Dr Gordon Peake. Photo by Stuart Hay.

Dr Gordon Peake. Photo by Stuart Hay.

Peake top of the pile with ACT book of the year

6 March 2015


Stories of Timor-Leste by ANU College of Asia and the Pacific academic wins $10,000 prize.

Memoirs from a foreign aid posting to Timor-Leste has culminated in ANU College of Asia and the Pacific academic Dr Gordon Peake taking out the 2014 ACT Book of the Year prize.

In 2007, Peake, now based at the College’s State, Society and Governance in Melanesia program, moved to Dili, where he worked initially as a researcher and then as senior policy adviser to the Australian Federal Police’s mission in the country.

Beloved land: stories, struggles & secrets from Timor-Leste is an account of his four-year stint in the Southeast Asian country.

The ACT Book of the Year Award is open to books written by authors who reside in the ACT, or can specifically and strongly demonstrate an ACT-based arts practice.

Peake triumphed over 48 nominations to take home the $10,000 first prize, awarded by ACT Minister for the Arts Ms Joy Burch MLA in a ceremony at ANU today.

He is the third ANU author to win the award in the last three years – with Frank Bongiorno winning in 2013 for The sex lives of Australians and Bill Gammage winning in 2012 for The biggest estate on earth

“Congratulations to Dr Peake who has not only won the $10,000 Award but was also chosen as the winner of the inaugural People’s Choice Award,” Ms Burch said.

“The judging panel described Beloved land as ‘a compelling work merging the personal with the historical ... surprising, sometimes confronting and very poignant’, and the public obviously agreed, with Beloved Land attracting almost 40 per cent of the votes cast.

The book includes views on the shooting of Jose Ramos-Horta in 2008, along with an analysis of East Timor’s public “frenemy” number one, Indonesia, which occupied the country from December 1975 until October 1999. It also reflects of the realities of international development.

Peake says that Beloved land tells the story of Timor-Leste’s progress since it won its historic fight for freedom.

“Beloved land picks up the story where world attention left off. It is a blend of narrative history, travelogue and personal reminiscences based on my time in the country.

“It shows the daunting hurdles that the people of Timor-Leste must overcome to build a nation from scratch, and how much the international community has to learn if it is to help rather than hinder the process.”

Peake wrote the book when he was a Visiting Fellow at the State, Society and Governance in Melanesia program (SSGM).

“I’d like to thank my colleagues for giving me the collegiality and solitude to help complete the project,” said Peake.

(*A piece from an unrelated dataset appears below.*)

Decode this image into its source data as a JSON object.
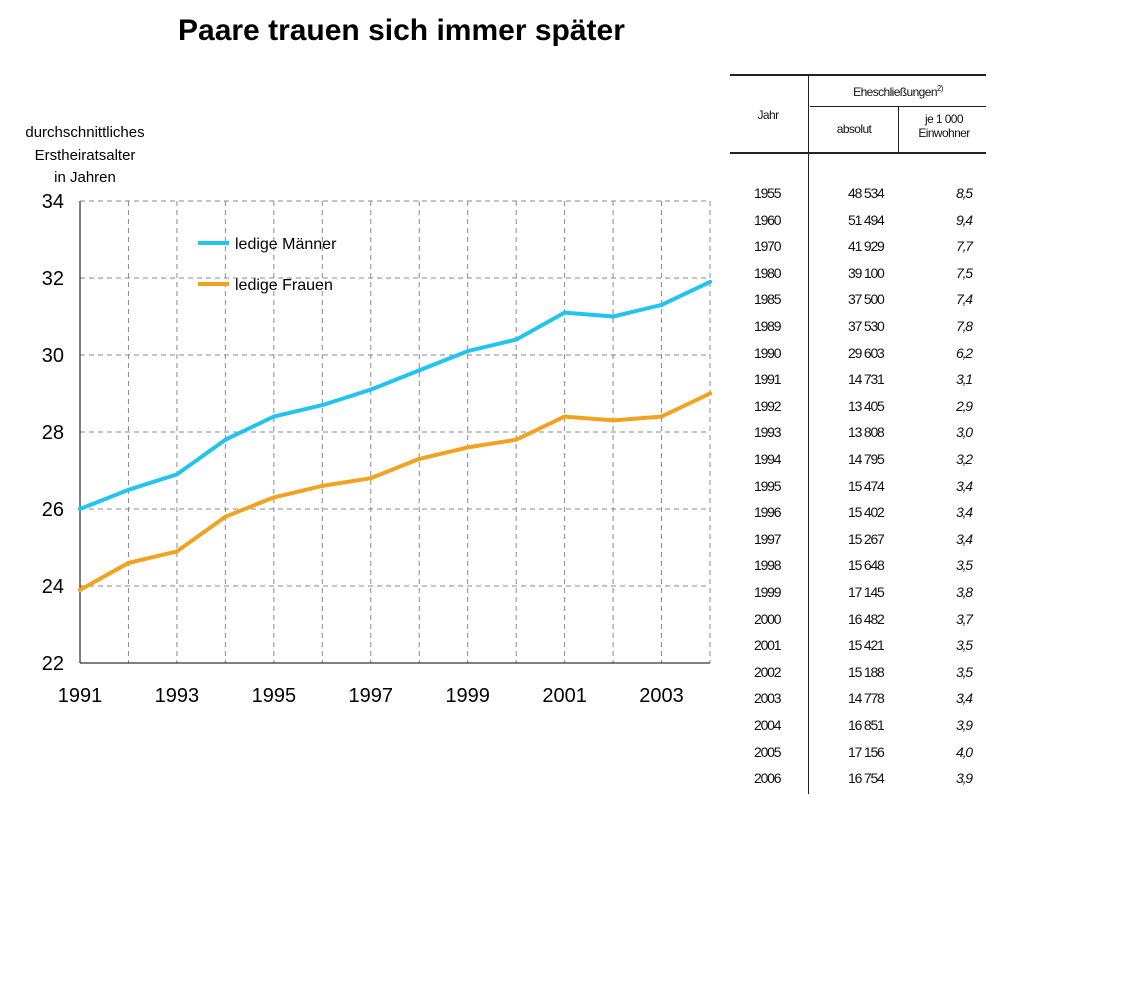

“The award is a lovely fillip for SSGM and hopefully will also shine a spotlight on the excellent work of my ANU colleagues over recent years on Timor-Leste.”

A review by The Sydney Morning Herald described Beloved land as not only a “political diagnosis” but “an absorbing piece of travel writing and full of well-turned character sketches”.

“The mixture of forthrightness and warmth, and knowledge, makes this book not simply informative but in a quiet way exemplary,” it reads.